Cameras positioned at a bustling intersection spot a pedestrian crossing the street as a self-driving car, out of sight around a curve, approaches in her direction.
To avoid a collision, data from the cameras has to be processed into actionable information that can be sent blazingly fast to the car, but how?
A group of Clemson University researchers led by Associate Professor Linke Guo said the answer could lie in edge computing, a new way of processing and moving data at lightning speed.
Edge computing gives the internet the ability to understand and interact with its immediate surroundings, without having to send large amounts of data to far-away computer centers.
The fates of several futuristic technologies hang in the balance as Clemson researchers work to break ground in the field. It could help make cities smarter, manufacturing more advanced and healthcare more connected, researchers said.
“Edge computing will be a key enabler of many technologies,” Guo said. “It’s a pivotal step toward creating a future that will result in applications that are faster, more efficient and more secure. I am excited about our work because we stand at the cusp of more seamlessly integrating data into our daily lives, which will come with a host of benefits.”
Edge computing would complement and improve on cloud computing, the current standard for sharing and processing data.
In cloud computing, data is stored on a centralized server, often hundreds of miles from application users, and they access it through computers, such as smartphones and laptops. For example, when someone streams a video on YouTube or Netflix, that’s the cloud at work.
But researchers said data is going to have to be processed faster to enable future technologies.
Every fraction of a second counts. For instance, if cameras take several seconds to send data about the pedestrian to the cloud, process it and relay the information to the car, the delay could spell disaster.

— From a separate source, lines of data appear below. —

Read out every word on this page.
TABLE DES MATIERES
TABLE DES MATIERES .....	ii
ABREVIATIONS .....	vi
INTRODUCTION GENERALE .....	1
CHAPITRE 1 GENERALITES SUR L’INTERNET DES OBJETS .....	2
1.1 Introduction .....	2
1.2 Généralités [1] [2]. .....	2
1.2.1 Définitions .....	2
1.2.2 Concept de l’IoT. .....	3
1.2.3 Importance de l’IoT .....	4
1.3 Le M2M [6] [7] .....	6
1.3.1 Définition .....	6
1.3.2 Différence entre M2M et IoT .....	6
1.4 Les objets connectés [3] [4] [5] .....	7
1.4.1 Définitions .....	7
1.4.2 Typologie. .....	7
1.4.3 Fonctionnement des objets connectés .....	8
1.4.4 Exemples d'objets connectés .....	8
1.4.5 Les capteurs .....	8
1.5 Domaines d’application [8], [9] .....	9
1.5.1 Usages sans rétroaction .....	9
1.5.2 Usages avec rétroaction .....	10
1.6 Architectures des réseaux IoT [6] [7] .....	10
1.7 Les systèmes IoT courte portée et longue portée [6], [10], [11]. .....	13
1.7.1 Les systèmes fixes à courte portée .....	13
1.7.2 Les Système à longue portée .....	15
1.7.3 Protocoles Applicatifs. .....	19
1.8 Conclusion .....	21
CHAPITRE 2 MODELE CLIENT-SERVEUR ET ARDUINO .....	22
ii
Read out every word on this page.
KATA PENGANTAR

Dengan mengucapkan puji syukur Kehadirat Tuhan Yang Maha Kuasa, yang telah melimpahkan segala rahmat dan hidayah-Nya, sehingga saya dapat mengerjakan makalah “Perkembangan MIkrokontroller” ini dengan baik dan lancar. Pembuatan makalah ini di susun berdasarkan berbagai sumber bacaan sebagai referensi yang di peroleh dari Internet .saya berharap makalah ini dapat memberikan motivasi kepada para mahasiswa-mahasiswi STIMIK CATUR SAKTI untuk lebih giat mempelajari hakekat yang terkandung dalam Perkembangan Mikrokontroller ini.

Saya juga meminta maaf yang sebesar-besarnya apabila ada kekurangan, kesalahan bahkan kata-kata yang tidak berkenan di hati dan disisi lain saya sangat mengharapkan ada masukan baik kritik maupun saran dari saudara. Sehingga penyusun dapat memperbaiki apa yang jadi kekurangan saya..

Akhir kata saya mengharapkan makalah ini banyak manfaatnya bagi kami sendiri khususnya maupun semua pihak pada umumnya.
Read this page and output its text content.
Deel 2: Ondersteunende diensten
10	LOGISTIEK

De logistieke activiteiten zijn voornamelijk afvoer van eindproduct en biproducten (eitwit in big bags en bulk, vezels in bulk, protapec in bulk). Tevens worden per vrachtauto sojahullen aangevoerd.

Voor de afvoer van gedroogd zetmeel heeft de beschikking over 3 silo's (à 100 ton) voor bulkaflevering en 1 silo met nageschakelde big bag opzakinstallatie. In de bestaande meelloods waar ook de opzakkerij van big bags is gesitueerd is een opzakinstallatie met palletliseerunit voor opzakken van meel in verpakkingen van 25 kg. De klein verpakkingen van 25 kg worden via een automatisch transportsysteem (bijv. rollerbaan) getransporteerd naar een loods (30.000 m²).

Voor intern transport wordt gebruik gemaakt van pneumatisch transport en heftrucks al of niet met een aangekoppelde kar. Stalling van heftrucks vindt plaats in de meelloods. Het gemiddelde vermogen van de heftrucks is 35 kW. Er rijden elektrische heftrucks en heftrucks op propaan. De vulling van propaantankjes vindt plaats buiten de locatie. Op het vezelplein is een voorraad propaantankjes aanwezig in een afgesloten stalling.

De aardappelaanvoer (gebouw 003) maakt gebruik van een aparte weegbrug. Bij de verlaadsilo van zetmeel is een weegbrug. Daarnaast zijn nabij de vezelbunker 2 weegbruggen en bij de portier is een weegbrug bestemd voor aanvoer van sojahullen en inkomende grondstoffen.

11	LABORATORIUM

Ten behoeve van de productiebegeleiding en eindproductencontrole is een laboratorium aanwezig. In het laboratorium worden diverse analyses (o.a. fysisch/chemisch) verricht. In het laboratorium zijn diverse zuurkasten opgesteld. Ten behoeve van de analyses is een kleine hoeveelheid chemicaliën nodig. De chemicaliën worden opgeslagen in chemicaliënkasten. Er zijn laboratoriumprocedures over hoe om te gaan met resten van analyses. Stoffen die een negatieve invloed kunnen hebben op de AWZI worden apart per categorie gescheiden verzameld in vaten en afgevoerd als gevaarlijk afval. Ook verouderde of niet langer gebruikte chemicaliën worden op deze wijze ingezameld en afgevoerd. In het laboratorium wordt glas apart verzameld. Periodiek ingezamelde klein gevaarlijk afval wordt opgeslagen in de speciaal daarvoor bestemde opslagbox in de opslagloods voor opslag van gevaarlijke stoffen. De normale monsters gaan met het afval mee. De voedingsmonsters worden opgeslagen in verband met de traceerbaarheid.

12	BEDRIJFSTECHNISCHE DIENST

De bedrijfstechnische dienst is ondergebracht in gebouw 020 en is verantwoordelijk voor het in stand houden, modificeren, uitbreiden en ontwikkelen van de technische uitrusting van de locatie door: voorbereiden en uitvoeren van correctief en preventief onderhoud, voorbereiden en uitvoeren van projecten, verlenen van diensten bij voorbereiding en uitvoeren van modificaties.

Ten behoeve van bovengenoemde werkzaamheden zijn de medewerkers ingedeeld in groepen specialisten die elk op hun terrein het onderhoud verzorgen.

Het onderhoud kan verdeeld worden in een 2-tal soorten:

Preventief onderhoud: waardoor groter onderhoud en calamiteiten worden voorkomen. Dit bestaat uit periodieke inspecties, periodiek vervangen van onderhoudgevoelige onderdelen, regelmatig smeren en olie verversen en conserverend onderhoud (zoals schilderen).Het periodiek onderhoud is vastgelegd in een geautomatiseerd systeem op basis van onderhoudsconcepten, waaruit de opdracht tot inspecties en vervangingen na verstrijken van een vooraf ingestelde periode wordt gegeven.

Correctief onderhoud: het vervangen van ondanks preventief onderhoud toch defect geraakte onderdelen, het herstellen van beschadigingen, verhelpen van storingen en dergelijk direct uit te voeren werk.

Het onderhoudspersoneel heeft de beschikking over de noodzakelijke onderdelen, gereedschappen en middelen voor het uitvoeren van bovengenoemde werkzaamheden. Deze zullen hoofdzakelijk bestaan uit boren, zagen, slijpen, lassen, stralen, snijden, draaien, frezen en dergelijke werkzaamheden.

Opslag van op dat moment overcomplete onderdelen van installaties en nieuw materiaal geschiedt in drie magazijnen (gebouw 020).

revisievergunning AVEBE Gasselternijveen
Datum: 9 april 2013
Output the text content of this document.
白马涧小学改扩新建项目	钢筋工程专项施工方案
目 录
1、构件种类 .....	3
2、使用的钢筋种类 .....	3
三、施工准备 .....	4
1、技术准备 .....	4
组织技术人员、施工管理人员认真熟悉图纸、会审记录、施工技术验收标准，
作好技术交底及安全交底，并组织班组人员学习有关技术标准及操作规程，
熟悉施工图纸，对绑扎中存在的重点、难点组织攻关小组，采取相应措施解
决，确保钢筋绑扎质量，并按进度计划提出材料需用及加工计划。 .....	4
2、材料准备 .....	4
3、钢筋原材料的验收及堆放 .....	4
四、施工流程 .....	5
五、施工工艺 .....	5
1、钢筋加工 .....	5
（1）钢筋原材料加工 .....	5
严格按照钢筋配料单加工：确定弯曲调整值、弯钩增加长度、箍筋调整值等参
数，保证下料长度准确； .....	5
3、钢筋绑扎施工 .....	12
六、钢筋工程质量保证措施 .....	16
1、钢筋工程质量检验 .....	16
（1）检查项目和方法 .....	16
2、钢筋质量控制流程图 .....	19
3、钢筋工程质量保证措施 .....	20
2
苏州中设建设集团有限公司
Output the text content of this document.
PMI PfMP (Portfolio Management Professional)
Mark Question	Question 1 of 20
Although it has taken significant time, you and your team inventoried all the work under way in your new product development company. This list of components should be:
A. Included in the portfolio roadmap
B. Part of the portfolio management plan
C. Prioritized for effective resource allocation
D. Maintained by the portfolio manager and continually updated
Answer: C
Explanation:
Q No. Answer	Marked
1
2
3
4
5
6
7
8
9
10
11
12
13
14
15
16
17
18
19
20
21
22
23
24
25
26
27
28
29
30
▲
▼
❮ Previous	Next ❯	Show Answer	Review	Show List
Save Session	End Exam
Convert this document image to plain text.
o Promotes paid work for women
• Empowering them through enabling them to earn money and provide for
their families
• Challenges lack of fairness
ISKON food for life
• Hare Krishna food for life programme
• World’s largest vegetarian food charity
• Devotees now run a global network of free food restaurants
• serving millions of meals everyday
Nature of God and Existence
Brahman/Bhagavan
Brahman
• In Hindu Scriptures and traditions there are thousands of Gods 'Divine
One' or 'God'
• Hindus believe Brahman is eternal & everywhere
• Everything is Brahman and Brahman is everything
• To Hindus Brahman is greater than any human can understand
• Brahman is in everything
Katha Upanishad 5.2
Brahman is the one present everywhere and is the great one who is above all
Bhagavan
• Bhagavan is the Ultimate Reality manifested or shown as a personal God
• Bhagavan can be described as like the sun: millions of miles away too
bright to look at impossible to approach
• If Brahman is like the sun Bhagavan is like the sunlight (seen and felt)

Edge computing aims to speed up the data processing by employing devices in the immediate vicinity of where the data is needed. Those devices could include everything from personal smartphones and connected cars to smart thermostats and local servers.
It’s called edge computing because data is stored and processed at the edge of the cloud without having to make the leap to the cloud.
The Clemson group is working to use a form of machine-learning artificial intelligence called federated learning to boost edge computing’s potential. Those algorithms would help devices involved in edge computing get smarter without sending data to a centralized server, making computing faster and more secure.
As part of their work, researchers are tackling the problem of heterogeneous data. Some devices have lots of data but missing pieces, while others have different strengths and speeds, making coordination a challenge. The Clemson group aims to develop a new system called Harmonious Federated Intelligence to get the devices working together.
Guo is working with Assistant Professor Xiaolong Ma, Associate Professor Jon Calhoun, Professor Tao Wei and K.C. Wang, professor and the C. Tycho Howle Endowed Chair. All are on the faculty of the Holcombe Department of Electrical and Computer Engineering.
They are receiving funding for their work through the National Science Foundation. Among their partners is Xiaonan Zhang, who is Guo’s former Ph.D. student and is now an assistant professor of computer science at Florida State University.
Several students are also involved in the research, helping shape the future edge-computing workforce.
“I’m really interested in machine learning,” said Ruiwen Shan, a Ph.D. student in Calhoun’s group. “It’s a hot topic these days, but I haven’t had a chance until now to look deep into it. This will be a great experience for me.”